Having become accustomed to treating our rights to free speech and expression as absolute, we now view with deep suspicion any attempt to use the law for paternalistic, educative purposes. When it comes to regulating and enforcing moral norms, Americans prefer to rely on good, old-fashioned, informal, noncoercive social disapproval.
But there's just one problem: Disapproval only works if there's a public dimension to the shameful activity — and thanks once again to the internet, porn is more private than ever. Those who wish to view it need no longer venture into filthy triple-X movie theaters in seedy parts of town. They don't even have to brave the modest humiliation of purchasing a "dirty" magazine at the local newsstand. All they need is a high-speed internet connection and a search engine to gain instant, free access to vastly more porn than one could ever possibly consume, all in the privacy of their own homes.

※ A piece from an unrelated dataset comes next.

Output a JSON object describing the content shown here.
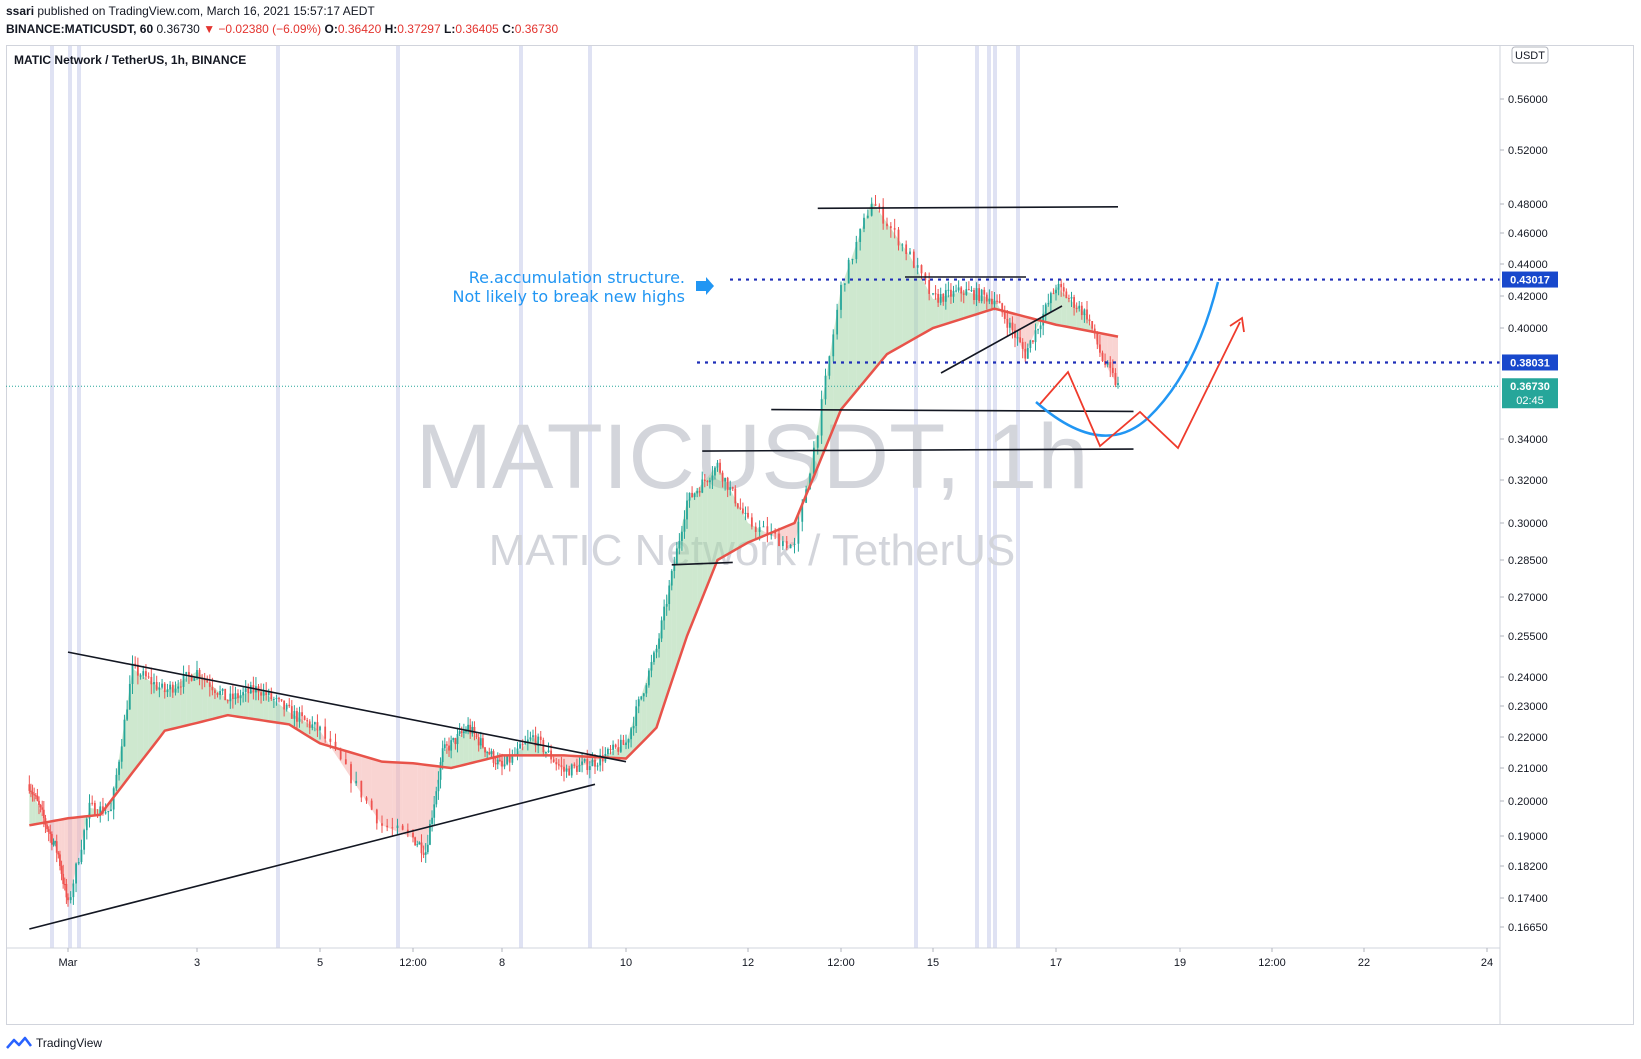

All of which means that America seems destined, at least for the time being, to remain conflicted about porn. We will continue to view it and disapprove of it, while failing to take even modest steps to regulate it.
But over the long run, that is bound to change. As we've seen repeatedly in polling data on support for gay marriage, the Millennial generation (ages 18 to 33 in the PRRI poll) is much less inclined than the rest of the country to make moral judgments about sexual matters. It's hardly surprising, then, that 45 percent of Millennials see no problem with viewing pornography — a rate five times higher than one finds among members of the so-called silent generation (ages 68 and older).
Unless Millennials reverse course as they age (possible but improbable), America's overall disapproval of porn is likely to decline dramatically over the coming decades. As that happens, the country's conflicted feelings about it will likely get resolved, too, replaced by an easygoing, nonjudgmental acceptance of any and all consensual sexual behavior, very much including the conspicuous consumption of porn.
O, brave new world that has such freedom in it!